Terminal.Gui is a .NET UI framework for cross-platform terminal apps. It started life as gui.cs, created by Miguel de Icaza. Miguel, being Miguel, casually dropped a complete cross-platform console UI stack into the world, made it just great enough to be dangerous, and moved on.

I was submitting fixes to, and poking around in gui.cs, when Miguel became enamored with Swift. I asked him if I could take it over. I wanted the experience of maintaining a real OSS project at scale. My previous open-source efforts (like WinPrint) were solo affairs where I was not only the only developer, but pretty much the only user. Nobody really cared.
Terminal.Gui, on the other hand, had traction. Devs were using it, and I was itching for something to tinker with that would scratch three long-running obsessions: fixed-pitch fonts, the command line, and UI frameworks.

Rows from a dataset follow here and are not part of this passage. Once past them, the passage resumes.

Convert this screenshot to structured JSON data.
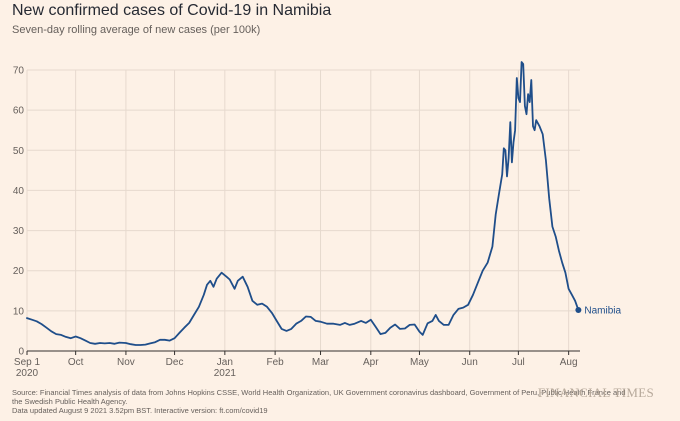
{
  "header": {
    "title": "New confirmed cases of Covid-19 in Namibia",
    "subtitle": "Seven-day rolling average of new cases (per 100k)"
  },
  "footer": {
    "source_line1": "Source: Financial Times analysis of data from Johns Hopkins CSSE, World Health Organization, UK Government coronavirus dashboard, Government of Peru, Public Health France and",
    "source_line2": "the Swedish Public Health Agency.",
    "updated": "Data updated August 9 2021 3.52pm BST. Interactive version: ft.com/covid19",
    "logo": "FINANCIAL TIMES"
  },
  "colors": {
    "background": "#fdf1e6",
    "line": "#1f4e8a",
    "grid": "#e6d9ce",
    "axis": "#33302e"
  },
  "chart_data": {
    "type": "line",
    "title": "New confirmed cases of Covid-19 in Namibia",
    "subtitle": "Seven-day rolling average of new cases (per 100k)",
    "xlabel": "",
    "ylabel": "",
    "x_range": [
      "2020-09-01",
      "2021-08-08"
    ],
    "ylim": [
      0,
      70
    ],
    "y_ticks": [
      0,
      10,
      20,
      30,
      40,
      50,
      60,
      70
    ],
    "x_ticks": [
      {
        "date": "2020-09-01",
        "label": "Sep 1",
        "sublabel": "2020"
      },
      {
        "date": "2020-10-01",
        "label": "Oct",
        "sublabel": ""
      },
      {
        "date": "2020-11-01",
        "label": "Nov",
        "sublabel": ""
      },
      {
        "date": "2020-12-01",
        "label": "Dec",
        "sublabel": ""
      },
      {
        "date": "2021-01-01",
        "label": "Jan",
        "sublabel": "2021"
      },
      {
        "date": "2021-02-01",
        "label": "Feb",
        "sublabel": ""
      },
      {
        "date": "2021-03-01",
        "label": "Mar",
        "sublabel": ""
      },
      {
        "date": "2021-04-01",
        "label": "Apr",
        "sublabel": ""
      },
      {
        "date": "2021-05-01",
        "label": "May",
        "sublabel": ""
      },
      {
        "date": "2021-06-01",
        "label": "Jun",
        "sublabel": ""
      },
      {
        "date": "2021-07-01",
        "label": "Jul",
        "sublabel": ""
      },
      {
        "date": "2021-08-01",
        "label": "Aug",
        "sublabel": ""
      }
    ],
    "grid": true,
    "series": [
      {
        "name": "Namibia",
        "points": [
          [
            "2020-09-01",
            8.2
          ],
          [
            "2020-09-04",
            7.8
          ],
          [
            "2020-09-07",
            7.4
          ],
          [
            "2020-09-10",
            6.7
          ],
          [
            "2020-09-13",
            5.8
          ],
          [
            "2020-09-16",
            4.9
          ],
          [
            "2020-09-19",
            4.2
          ],
          [
            "2020-09-22",
            4.0
          ],
          [
            "2020-09-25",
            3.5
          ],
          [
            "2020-09-28",
            3.2
          ],
          [
            "2020-10-01",
            3.6
          ],
          [
            "2020-10-04",
            3.2
          ],
          [
            "2020-10-07",
            2.6
          ],
          [
            "2020-10-10",
            2.0
          ],
          [
            "2020-10-13",
            1.8
          ],
          [
            "2020-10-16",
            2.0
          ],
          [
            "2020-10-19",
            1.9
          ],
          [
            "2020-10-22",
            2.0
          ],
          [
            "2020-10-25",
            1.8
          ],
          [
            "2020-10-28",
            2.1
          ],
          [
            "2020-11-01",
            2.0
          ],
          [
            "2020-11-04",
            1.7
          ],
          [
            "2020-11-07",
            1.5
          ],
          [
            "2020-11-10",
            1.5
          ],
          [
            "2020-11-13",
            1.6
          ],
          [
            "2020-11-16",
            1.9
          ],
          [
            "2020-11-19",
            2.2
          ],
          [
            "2020-11-22",
            2.8
          ],
          [
            "2020-11-25",
            2.8
          ],
          [
            "2020-11-28",
            2.6
          ],
          [
            "2020-12-01",
            3.2
          ],
          [
            "2020-12-04",
            4.5
          ],
          [
            "2020-12-07",
            5.8
          ],
          [
            "2020-12-10",
            7.0
          ],
          [
            "2020-12-13",
            9.0
          ],
          [
            "2020-12-16",
            11.0
          ],
          [
            "2020-12-19",
            14.0
          ],
          [
            "2020-12-21",
            16.5
          ],
          [
            "2020-12-23",
            17.5
          ],
          [
            "2020-12-25",
            16.0
          ],
          [
            "2020-12-27",
            18.0
          ],
          [
            "2020-12-30",
            19.5
          ],
          [
            "2021-01-02",
            18.5
          ],
          [
            "2021-01-04",
            17.8
          ],
          [
            "2021-01-07",
            15.5
          ],
          [
            "2021-01-09",
            17.5
          ],
          [
            "2021-01-12",
            18.5
          ],
          [
            "2021-01-15",
            16.0
          ],
          [
            "2021-01-18",
            12.5
          ],
          [
            "2021-01-21",
            11.5
          ],
          [
            "2021-01-24",
            11.8
          ],
          [
            "2021-01-27",
            11.0
          ],
          [
            "2021-01-30",
            9.5
          ],
          [
            "2021-02-02",
            7.5
          ],
          [
            "2021-02-05",
            5.5
          ],
          [
            "2021-02-08",
            5.0
          ],
          [
            "2021-02-11",
            5.5
          ],
          [
            "2021-02-14",
            6.8
          ],
          [
            "2021-02-17",
            7.5
          ],
          [
            "2021-02-20",
            8.6
          ],
          [
            "2021-02-23",
            8.5
          ],
          [
            "2021-02-26",
            7.5
          ],
          [
            "2021-03-01",
            7.3
          ],
          [
            "2021-03-05",
            6.8
          ],
          [
            "2021-03-09",
            6.8
          ],
          [
            "2021-03-13",
            6.5
          ],
          [
            "2021-03-16",
            7.0
          ],
          [
            "2021-03-19",
            6.5
          ],
          [
            "2021-03-22",
            6.8
          ],
          [
            "2021-03-26",
            7.5
          ],
          [
            "2021-03-29",
            7.0
          ],
          [
            "2021-04-01",
            7.8
          ],
          [
            "2021-04-04",
            6.0
          ],
          [
            "2021-04-07",
            4.2
          ],
          [
            "2021-04-10",
            4.5
          ],
          [
            "2021-04-13",
            5.8
          ],
          [
            "2021-04-16",
            6.6
          ],
          [
            "2021-04-19",
            5.5
          ],
          [
            "2021-04-22",
            5.6
          ],
          [
            "2021-04-25",
            6.5
          ],
          [
            "2021-04-28",
            6.6
          ],
          [
            "2021-05-01",
            4.8
          ],
          [
            "2021-05-03",
            4.0
          ],
          [
            "2021-05-06",
            6.9
          ],
          [
            "2021-05-09",
            7.5
          ],
          [
            "2021-05-11",
            9.0
          ],
          [
            "2021-05-13",
            7.5
          ],
          [
            "2021-05-16",
            6.5
          ],
          [
            "2021-05-19",
            6.5
          ],
          [
            "2021-05-22",
            9.0
          ],
          [
            "2021-05-25",
            10.5
          ],
          [
            "2021-05-28",
            10.8
          ],
          [
            "2021-05-31",
            11.5
          ],
          [
            "2021-06-03",
            14.0
          ],
          [
            "2021-06-06",
            17.0
          ],
          [
            "2021-06-09",
            20.0
          ],
          [
            "2021-06-12",
            22.0
          ],
          [
            "2021-06-15",
            26.0
          ],
          [
            "2021-06-17",
            34.0
          ],
          [
            "2021-06-19",
            39.0
          ],
          [
            "2021-06-21",
            44.0
          ],
          [
            "2021-06-22",
            50.5
          ],
          [
            "2021-06-23",
            50.0
          ],
          [
            "2021-06-24",
            43.5
          ],
          [
            "2021-06-25",
            48.0
          ],
          [
            "2021-06-26",
            57.0
          ],
          [
            "2021-06-27",
            47.0
          ],
          [
            "2021-06-28",
            52.0
          ],
          [
            "2021-06-29",
            55.0
          ],
          [
            "2021-06-30",
            68.0
          ],
          [
            "2021-07-01",
            63.0
          ],
          [
            "2021-07-02",
            62.0
          ],
          [
            "2021-07-03",
            72.0
          ],
          [
            "2021-07-04",
            71.5
          ],
          [
            "2021-07-05",
            61.0
          ],
          [
            "2021-07-06",
            59.0
          ],
          [
            "2021-07-07",
            64.0
          ],
          [
            "2021-07-08",
            62.0
          ],
          [
            "2021-07-09",
            67.5
          ],
          [
            "2021-07-10",
            56.0
          ],
          [
            "2021-07-11",
            55.0
          ],
          [
            "2021-07-12",
            57.5
          ],
          [
            "2021-07-14",
            56.0
          ],
          [
            "2021-07-16",
            54.0
          ],
          [
            "2021-07-18",
            47.5
          ],
          [
            "2021-07-20",
            38.0
          ],
          [
            "2021-07-22",
            31.0
          ],
          [
            "2021-07-24",
            28.5
          ],
          [
            "2021-07-26",
            25.0
          ],
          [
            "2021-07-28",
            22.0
          ],
          [
            "2021-07-30",
            19.5
          ],
          [
            "2021-08-01",
            15.5
          ],
          [
            "2021-08-03",
            14.0
          ],
          [
            "2021-08-05",
            12.5
          ],
          [
            "2021-08-07",
            10.2
          ]
        ]
      }
    ]
  }
}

I have a thing for fonts—especially monospace ones. When Microsoft released Cascadia Code, I needed to see it sing. Just staring at it in VS Code wasn’t enough, so I rewrote WinPrint. That helped. But not enough.
I grew up on the command line and have spent an embarrassing amount of time customizing shells and re-learning bash, CMD, and PowerShell magic incantations. It’s a lifestyle. And don’t even get me started on UI frameworks. The Windows vs. OS/2 battle was MY battle. I wrote some of the earliest Windows shareware and forgot more about Win32’s USER subsystem than most people will ever know.
Fast forward to today: Terminal.Gui has become a vibrant project with over 10,000 stars on GitHub and a growing community of contributors and users. We’re approaching alpha on v2, a massive refactor grounded in a real architecture. We added layout and style engines, modernized input handling, and built a system that doesn’t collapse when someone blinks at it sideways. It’s still absurd—but it’s cohesively absurd.
Along the way, we kept bumping into a familiar problem: How do you let consumers customize or override behaviors without forcing them to subclass everything? That’s where the Cancellable Work Pattern (CWP) came from.
CWP fell out of the code. We were solving real-world framework problems and suddenly this pattern kept appearing: structured phases of work, cancellable, interceptable, with optional hooks. Eventually I gave it a name, formalized it, and wrote it up.
Is it novel? Probably not. It’s a mashup of things you’ve seen—Template Method, Observer, pipelining, events-with-cancel args—but it works well in a UI framework. I’m proud of how clean and extensible it’s made v2.
If you’re a real CS person (or just play one on GitHub like me), I’d love your critique. Go read the CWP deep dive and tell me what’s wrong with it. Or what’s obvious. Or what I should’ve done differently.
This project has been weirdly validating. I have a BS in Systems Engineering, Software Option. But I’ve never felt like a real developer—not compared to the brilliant minds I’ve worked with: Curt Palmer, Todd Laney, Henry Sanders, Anders Hejlsberg, Jeffery Snover, Bob Atkinson, Jim Gray, David Weiss, Jim Lyon, and more. I have massive impostor syndrome.
But somehow, I ended up maintaining a terminal UI framework in 2025. It’s ridiculous. And wonderful. And brings me joy.